Nos ensaios era lindo de ver como cada um dos personagens ia nascendo. Como se fosse uma panela de pipoca, onde o óleo e o calor vinham da presença segura da direção, estourava um, depois outro e de repente mais outro e outro e outro. Havia uma força de coesão funcionando no elenco, onde o crescimento de um, a ousadia de outro, contaminava a todos, e no dia 25 de setembro de 2009 estávamos lá, na Casa de Cultura Laura Alvim, ao toque do Shofar de uma sexta feira, início do Shabat, todos os personagens, cada um com sua características, tão inteiros, tão diferentes entre si e tão similares. Não havia dois nazistas parecidos e no entanto podia-se ver claramente quem eram os nazistas. Não havia dois judeus iguais e no entanto todos eram tão judeus e tão sobreviventes do Holocausto! E havia no silencio entre nós a cumplicidade de quem sabe que vai enfrentar juntos uma guerra, uma experiência difícil, única, jamais vivida por nenhum de nós, desafiadora e imprevisível: a de ficar 24 horas seguidas em cena, sem sair do personagem, repetindo, repetindo, e repetindo os horrores, ouvindo e ouvindo aqueles relatos devastadores. Como em uma “dança das cadeiras”, como num “baile de fantasmas”, subíamos e descíamos daquele palco para contar nossas histórias, para denunciar a bestialidade da qual podemos ser capazes, atravessando as horas da noite, as horas do dia, vencendo o sono e o cansaço, carregando nossos corpos cada vez mais doloridos, mas invencíveis, munidos da nossa determinação e da nossa vontade.
Não podíamos consultar relógios e nos guiávamos pela escuridão da noite, pela luz do dia, pelo número de pessoas na platéia, para saber um que momento do tempo estávamos. E então veio o aviso, cochichado no ouvido de cada um dos atores: O Shofar pode tocar a qualquer momento durante esta passada. A cada um que subia, a cada sobrevivente que depunha, nós esperávamos pelo anúncio do fim da nossa incrível jornada.
Aconteceu em uma Grande Pausa. Eu trazia nas mãos, naquela passada, uma rosa branca que ganhei do meu namorado por que nesta mesma sexta feira fazíamos sete meses de namoro. Caminhei pela platéia até a beira do palco e fiquei ali olhando aqueles nomes, das família desaparecidas, escritos na parede do fundo, ao longo das últimas 24 horas, uns já por cima dos outros, como numa vala comum, já àquela altura indistinguíveis, uma imagem aterradora, e senti uma enorme vontade de depositar minha rosa branca aos pés daqueles nomes, como um pedido de perdão em nome da humanidade, e neste momento ouvi o toque do Shofar! Em um ato contínuo pousei minha rosa branca no centro do palco e estava cumprida a nossa missão, a nossa jornada, a nossa homenagem, nossa vigília pela vida, testemunhada por todas as pessoas que entraram e saíram daquele teatro durante todo o dia, durante toda a noite e na madrugada, sem nunca nos terem deixado completamente sós!
Perdão.
Obrigada.
Testemunha Carla Ribas.
Eu vi o início da peça. Sou sobrinha do Nilson Nunes e amiga do Johny (testemunhas 1 e 2).

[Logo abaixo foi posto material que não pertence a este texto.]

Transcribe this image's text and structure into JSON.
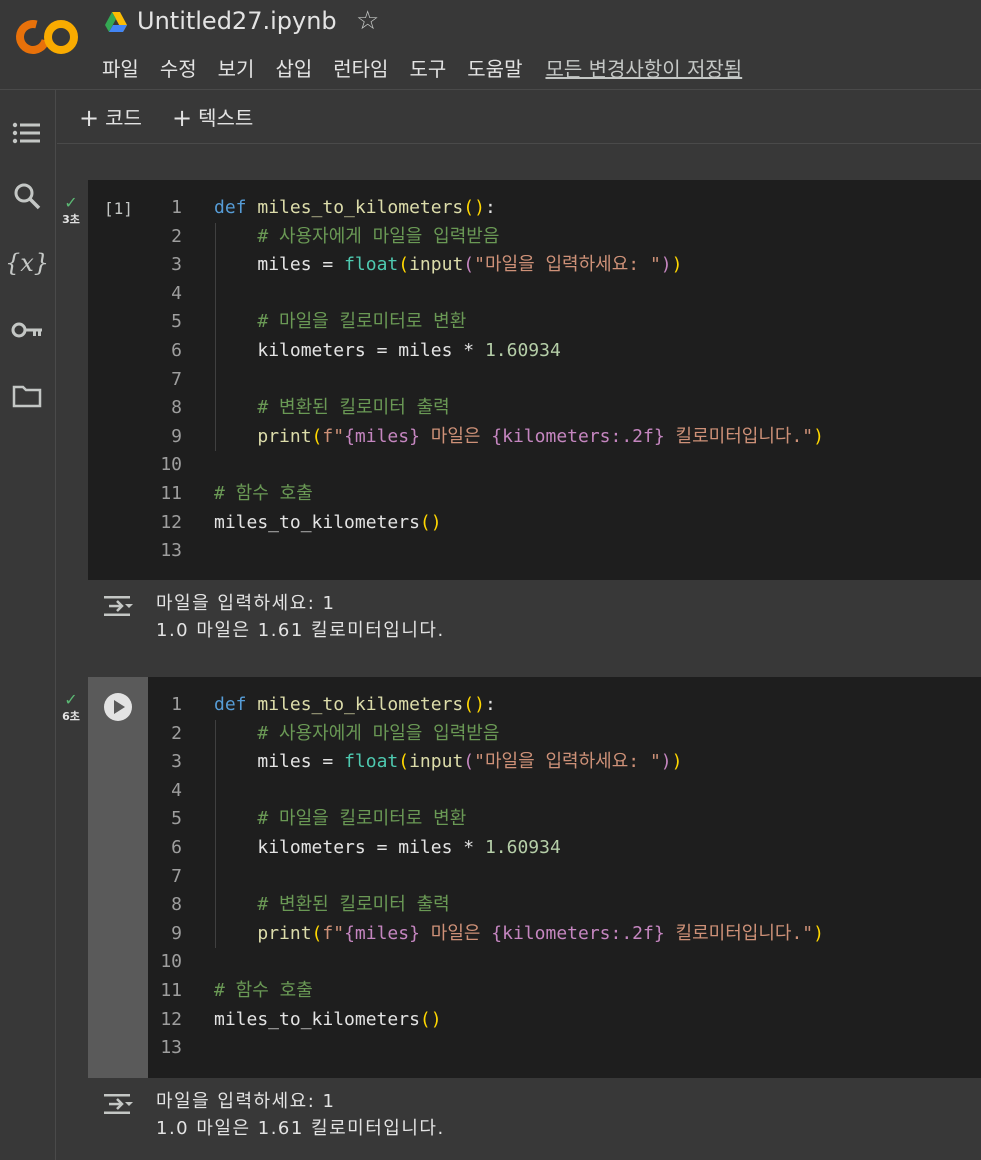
{
  "app": {
    "file_title": "Untitled27.ipynb",
    "menu": [
      "파일",
      "수정",
      "보기",
      "삽입",
      "런타임",
      "도구",
      "도움말"
    ],
    "save_status": "모든 변경사항이 저장됨"
  },
  "toolbar": {
    "add_code": "코드",
    "add_text": "텍스트"
  },
  "sidebar": {
    "icons": [
      "table-of-contents-icon",
      "search-icon",
      "variables-icon",
      "secrets-key-icon",
      "files-folder-icon"
    ],
    "variables_label": "{x}"
  },
  "cells": [
    {
      "exec_count": "[1]",
      "duration": "3초",
      "status": "success",
      "output_lines": [
        "마일을 입력하세요: 1",
        "1.0 마일은 1.61 킬로미터입니다."
      ]
    },
    {
      "exec_count": "",
      "duration": "6초",
      "status": "success",
      "output_lines": [
        "마일을 입력하세요: 1",
        "1.0 마일은 1.61 킬로미터입니다."
      ]
    }
  ],
  "code": {
    "line_numbers": [
      "1",
      "2",
      "3",
      "4",
      "5",
      "6",
      "7",
      "8",
      "9",
      "10",
      "11",
      "12",
      "13"
    ],
    "def_kw": "def",
    "func_name": "miles_to_kilometers",
    "comment1": "# 사용자에게 마일을 입력받음",
    "miles_var": "miles = ",
    "float_fn": "float",
    "input_fn": "input",
    "prompt_str": "\"마일을 입력하세요: \"",
    "comment2": "# 마일을 킬로미터로 변환",
    "km_assign": "kilometers = miles * ",
    "factor": "1.60934",
    "comment3": "# 변환된 킬로미터 출력",
    "print_fn": "print",
    "fstr_prefix": "f\"",
    "fv_miles": "{miles}",
    "fstr_mid": " 마일은 ",
    "fv_km": "{kilometers:.2f}",
    "fstr_end": " 킬로미터입니다.\"",
    "comment4": "# 함수 호출",
    "call": "miles_to_kilometers"
  }
}
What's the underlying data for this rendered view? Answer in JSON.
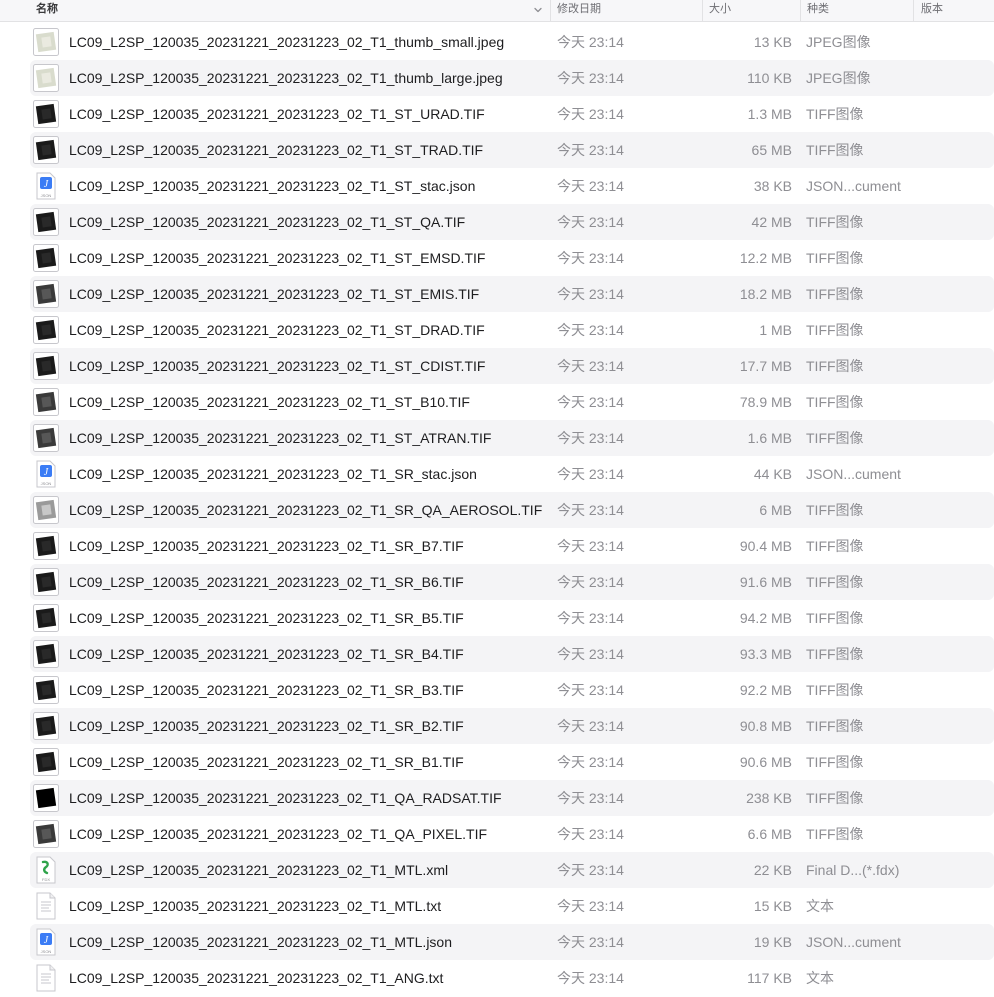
{
  "columns": {
    "name": "名称",
    "date": "修改日期",
    "size": "大小",
    "kind": "种类",
    "version": "版本"
  },
  "files": [
    {
      "name": "LC09_L2SP_120035_20231221_20231223_02_T1_thumb_small.jpeg",
      "date": "今天 23:14",
      "size": "13 KB",
      "kind": "JPEG图像",
      "icon": "jpeg-thumb-icon"
    },
    {
      "name": "LC09_L2SP_120035_20231221_20231223_02_T1_thumb_large.jpeg",
      "date": "今天 23:14",
      "size": "110 KB",
      "kind": "JPEG图像",
      "icon": "jpeg-thumb-icon"
    },
    {
      "name": "LC09_L2SP_120035_20231221_20231223_02_T1_ST_URAD.TIF",
      "date": "今天 23:14",
      "size": "1.3 MB",
      "kind": "TIFF图像",
      "icon": "tiff-dark-icon"
    },
    {
      "name": "LC09_L2SP_120035_20231221_20231223_02_T1_ST_TRAD.TIF",
      "date": "今天 23:14",
      "size": "65 MB",
      "kind": "TIFF图像",
      "icon": "tiff-dark-icon"
    },
    {
      "name": "LC09_L2SP_120035_20231221_20231223_02_T1_ST_stac.json",
      "date": "今天 23:14",
      "size": "38 KB",
      "kind": "JSON...cument",
      "icon": "json-icon"
    },
    {
      "name": "LC09_L2SP_120035_20231221_20231223_02_T1_ST_QA.TIF",
      "date": "今天 23:14",
      "size": "42 MB",
      "kind": "TIFF图像",
      "icon": "tiff-dark-icon"
    },
    {
      "name": "LC09_L2SP_120035_20231221_20231223_02_T1_ST_EMSD.TIF",
      "date": "今天 23:14",
      "size": "12.2 MB",
      "kind": "TIFF图像",
      "icon": "tiff-dark-icon"
    },
    {
      "name": "LC09_L2SP_120035_20231221_20231223_02_T1_ST_EMIS.TIF",
      "date": "今天 23:14",
      "size": "18.2 MB",
      "kind": "TIFF图像",
      "icon": "tiff-gray-icon"
    },
    {
      "name": "LC09_L2SP_120035_20231221_20231223_02_T1_ST_DRAD.TIF",
      "date": "今天 23:14",
      "size": "1 MB",
      "kind": "TIFF图像",
      "icon": "tiff-dark-icon"
    },
    {
      "name": "LC09_L2SP_120035_20231221_20231223_02_T1_ST_CDIST.TIF",
      "date": "今天 23:14",
      "size": "17.7 MB",
      "kind": "TIFF图像",
      "icon": "tiff-dark-icon"
    },
    {
      "name": "LC09_L2SP_120035_20231221_20231223_02_T1_ST_B10.TIF",
      "date": "今天 23:14",
      "size": "78.9 MB",
      "kind": "TIFF图像",
      "icon": "tiff-gray-icon"
    },
    {
      "name": "LC09_L2SP_120035_20231221_20231223_02_T1_ST_ATRAN.TIF",
      "date": "今天 23:14",
      "size": "1.6 MB",
      "kind": "TIFF图像",
      "icon": "tiff-gray-icon"
    },
    {
      "name": "LC09_L2SP_120035_20231221_20231223_02_T1_SR_stac.json",
      "date": "今天 23:14",
      "size": "44 KB",
      "kind": "JSON...cument",
      "icon": "json-icon"
    },
    {
      "name": "LC09_L2SP_120035_20231221_20231223_02_T1_SR_QA_AEROSOL.TIF",
      "date": "今天 23:14",
      "size": "6 MB",
      "kind": "TIFF图像",
      "icon": "tiff-light-icon"
    },
    {
      "name": "LC09_L2SP_120035_20231221_20231223_02_T1_SR_B7.TIF",
      "date": "今天 23:14",
      "size": "90.4 MB",
      "kind": "TIFF图像",
      "icon": "tiff-dark-icon"
    },
    {
      "name": "LC09_L2SP_120035_20231221_20231223_02_T1_SR_B6.TIF",
      "date": "今天 23:14",
      "size": "91.6 MB",
      "kind": "TIFF图像",
      "icon": "tiff-dark-icon"
    },
    {
      "name": "LC09_L2SP_120035_20231221_20231223_02_T1_SR_B5.TIF",
      "date": "今天 23:14",
      "size": "94.2 MB",
      "kind": "TIFF图像",
      "icon": "tiff-dark-icon"
    },
    {
      "name": "LC09_L2SP_120035_20231221_20231223_02_T1_SR_B4.TIF",
      "date": "今天 23:14",
      "size": "93.3 MB",
      "kind": "TIFF图像",
      "icon": "tiff-dark-icon"
    },
    {
      "name": "LC09_L2SP_120035_20231221_20231223_02_T1_SR_B3.TIF",
      "date": "今天 23:14",
      "size": "92.2 MB",
      "kind": "TIFF图像",
      "icon": "tiff-dark-icon"
    },
    {
      "name": "LC09_L2SP_120035_20231221_20231223_02_T1_SR_B2.TIF",
      "date": "今天 23:14",
      "size": "90.8 MB",
      "kind": "TIFF图像",
      "icon": "tiff-dark-icon"
    },
    {
      "name": "LC09_L2SP_120035_20231221_20231223_02_T1_SR_B1.TIF",
      "date": "今天 23:14",
      "size": "90.6 MB",
      "kind": "TIFF图像",
      "icon": "tiff-dark-icon"
    },
    {
      "name": "LC09_L2SP_120035_20231221_20231223_02_T1_QA_RADSAT.TIF",
      "date": "今天 23:14",
      "size": "238 KB",
      "kind": "TIFF图像",
      "icon": "tiff-black-icon"
    },
    {
      "name": "LC09_L2SP_120035_20231221_20231223_02_T1_QA_PIXEL.TIF",
      "date": "今天 23:14",
      "size": "6.6 MB",
      "kind": "TIFF图像",
      "icon": "tiff-gray-icon"
    },
    {
      "name": "LC09_L2SP_120035_20231221_20231223_02_T1_MTL.xml",
      "date": "今天 23:14",
      "size": "22 KB",
      "kind": "Final D...(*.fdx)",
      "icon": "fdx-icon"
    },
    {
      "name": "LC09_L2SP_120035_20231221_20231223_02_T1_MTL.txt",
      "date": "今天 23:14",
      "size": "15 KB",
      "kind": "文本",
      "icon": "text-document-icon"
    },
    {
      "name": "LC09_L2SP_120035_20231221_20231223_02_T1_MTL.json",
      "date": "今天 23:14",
      "size": "19 KB",
      "kind": "JSON...cument",
      "icon": "json-icon"
    },
    {
      "name": "LC09_L2SP_120035_20231221_20231223_02_T1_ANG.txt",
      "date": "今天 23:14",
      "size": "117 KB",
      "kind": "文本",
      "icon": "text-document-icon"
    }
  ],
  "colors": {
    "row_alt": "#f4f4f6",
    "header_bg": "#f7f7f9",
    "json_blue": "#3b7cf5",
    "fdx_green": "#2fa34a"
  }
}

ResponderExcluirMas a Carla Ribas pra mim foi imbatível, maravilhosa.
Me emocionei lendo este texto dela aqui.
Queria poder ter ficado mais, ou ter ido no dia seguinte ver o final. Mas não foi possível.
Já sei que terão nova pela em dezembro e irei novamente.
Amei a peça e emocionei-me muito.
Parabéns, Carla. Parabéns a todos os atores. Parabéns, diretor, pela ousadia!